As coisas se complicaram ao longo desses 85 anos. O Estado, o particular, o magistério e os diretores introduziram clivagens no pensamento educacional brasileiro que até hoje não sabemos se foram positivas para a educação. Podem ter alavancado interesses específicos, mas não há evidências de que tenham servido à educação como um todo. O sujeito da educação é o povo brasileiro – ele é que se educa. Agora, ele já pode tomar a palavra.
Antevejo para a Associação Brasileira de Educação – fundada em 1924 sob a inspiração de um grupo de brasileiros que pensavam o país além das diferenças de classe, corporações ou quaisquer outras – essa missão: reunir a voz da cidadania brasileira acerca da educação que esta pretende fazer. Não a educação que o governo quer fazer, tampouco a educação que certos segmentos querem realizar. Trata-se, antes de tudo, da educação que resulta de uma cidadania brasileira – diferente, díspare, diversa e diversificada.

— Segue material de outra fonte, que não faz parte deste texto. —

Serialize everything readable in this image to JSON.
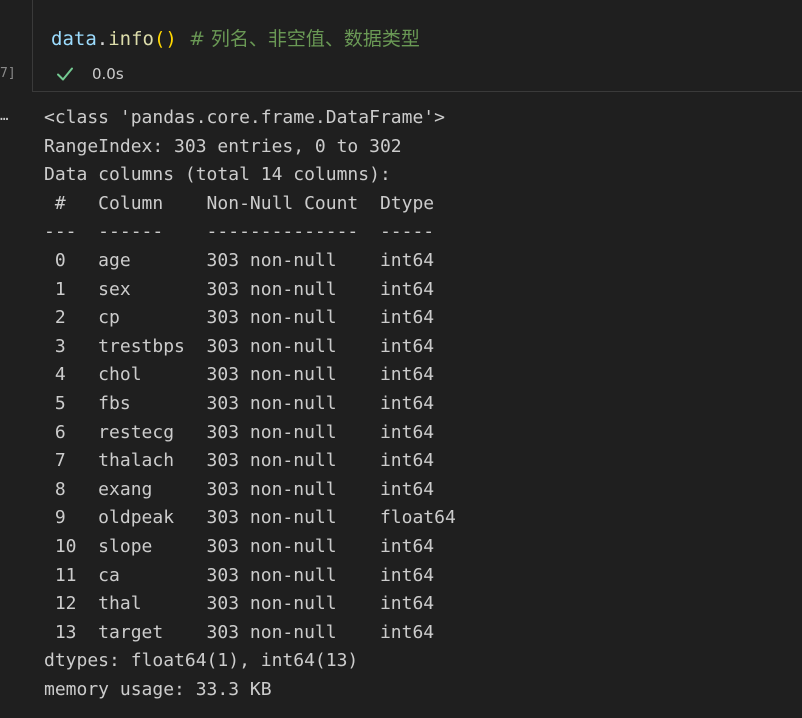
{
  "cell": {
    "execution_count": "7]",
    "code": {
      "var": "data",
      "dot": ".",
      "fn": "info",
      "parens": "()",
      "comment": "  # 列名、非空值、数据类型"
    },
    "status": {
      "icon": "check-icon",
      "duration": "0.0s",
      "success_color": "#73c991"
    }
  },
  "output": {
    "marker": "…",
    "lines": [
      "<class 'pandas.core.frame.DataFrame'>",
      "RangeIndex: 303 entries, 0 to 302",
      "Data columns (total 14 columns):",
      " #   Column    Non-Null Count  Dtype  ",
      "---  ------    --------------  -----  ",
      " 0   age       303 non-null    int64  ",
      " 1   sex       303 non-null    int64  ",
      " 2   cp        303 non-null    int64  ",
      " 3   trestbps  303 non-null    int64  ",
      " 4   chol      303 non-null    int64  ",
      " 5   fbs       303 non-null    int64  ",
      " 6   restecg   303 non-null    int64  ",
      " 7   thalach   303 non-null    int64  ",
      " 8   exang     303 non-null    int64  ",
      " 9   oldpeak   303 non-null    float64",
      " 10  slope     303 non-null    int64  ",
      " 11  ca        303 non-null    int64  ",
      " 12  thal      303 non-null    int64  ",
      " 13  target    303 non-null    int64  ",
      "dtypes: float64(1), int64(13)",
      "memory usage: 33.3 KB"
    ]
  }
}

O Brasil é continental e temos de ser muito generosos e inclusivos para aceitar essa realidade no âmbito de um projeto nacional, o qual será delineado por um modelo de educação não necessariamente “nacional”, mas aquele que resultará do esforço e da boa-fé dos cidadãos brasileiros, condizente com toda essa complexidade. Temos, nos dias que correm, essa missão importante.

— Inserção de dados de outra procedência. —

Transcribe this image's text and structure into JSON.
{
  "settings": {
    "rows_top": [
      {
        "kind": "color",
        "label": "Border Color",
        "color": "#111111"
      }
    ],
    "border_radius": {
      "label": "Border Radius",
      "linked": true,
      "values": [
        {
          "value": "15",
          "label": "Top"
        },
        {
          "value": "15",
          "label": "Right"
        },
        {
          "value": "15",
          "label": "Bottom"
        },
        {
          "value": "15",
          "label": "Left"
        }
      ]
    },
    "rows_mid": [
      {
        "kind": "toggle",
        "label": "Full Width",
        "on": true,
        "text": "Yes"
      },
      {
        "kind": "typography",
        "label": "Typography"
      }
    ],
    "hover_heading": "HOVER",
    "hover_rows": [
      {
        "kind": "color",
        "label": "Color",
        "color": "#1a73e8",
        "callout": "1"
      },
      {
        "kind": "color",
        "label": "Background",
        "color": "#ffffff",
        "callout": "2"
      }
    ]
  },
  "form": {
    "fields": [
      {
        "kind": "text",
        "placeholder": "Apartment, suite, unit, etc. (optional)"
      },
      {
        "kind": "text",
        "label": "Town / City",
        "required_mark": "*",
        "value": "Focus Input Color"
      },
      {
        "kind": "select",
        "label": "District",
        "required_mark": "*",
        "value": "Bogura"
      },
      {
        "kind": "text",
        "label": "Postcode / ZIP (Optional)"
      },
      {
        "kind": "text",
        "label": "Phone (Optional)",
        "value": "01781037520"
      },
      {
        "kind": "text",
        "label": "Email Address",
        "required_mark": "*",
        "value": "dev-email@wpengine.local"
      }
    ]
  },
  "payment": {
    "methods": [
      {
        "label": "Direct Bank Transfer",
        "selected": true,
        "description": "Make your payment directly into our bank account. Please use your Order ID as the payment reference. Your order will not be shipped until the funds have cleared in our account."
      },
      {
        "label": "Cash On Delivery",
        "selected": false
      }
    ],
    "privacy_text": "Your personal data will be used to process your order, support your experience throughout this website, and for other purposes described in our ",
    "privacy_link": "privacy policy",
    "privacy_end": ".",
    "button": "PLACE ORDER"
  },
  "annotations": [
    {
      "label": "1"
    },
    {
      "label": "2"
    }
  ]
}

A escola foi conquistada pelo povo brasileiro. Nunca antes, neste país, o povo brasileiro foi tão senhor de sua escola como hoje, porque ele a fez e a procurou. Se a escola não atingiu um patamar de qualidade como consideram os especialistas, se ainda não representa tudo o que desejamos que fosse, trata-se de outro problema. Porém, a ABE pode representar, nesse contexto, a voz da cidadania falando sobre a educação que o povo está fazendo. Essa educação que no passado não era realizada, mas que foi sempre desejada pelos fundadores da ABE.
O que vale é a educação que o povo está efetivamente fazendo, e não aquela que desejam que ele faça. E essa pode ser a grande missão da ABE nos seus próximos 85 anos: a educação inclusiva pela cidadania. Que inclua os diferentes grupos étnicos, os ricos e os pobres, e seja uma genuína expressão da alma brasileira – e sua multiplicidade de cores, crenças, hábitos, costumes e tradições. Desse modo, nossas crianças formarão uma nação forte na medida em que se fizerem diferentes e unidas. A graça não é ser todo mundo igual; a graça é ser todo mundo diferente e unido.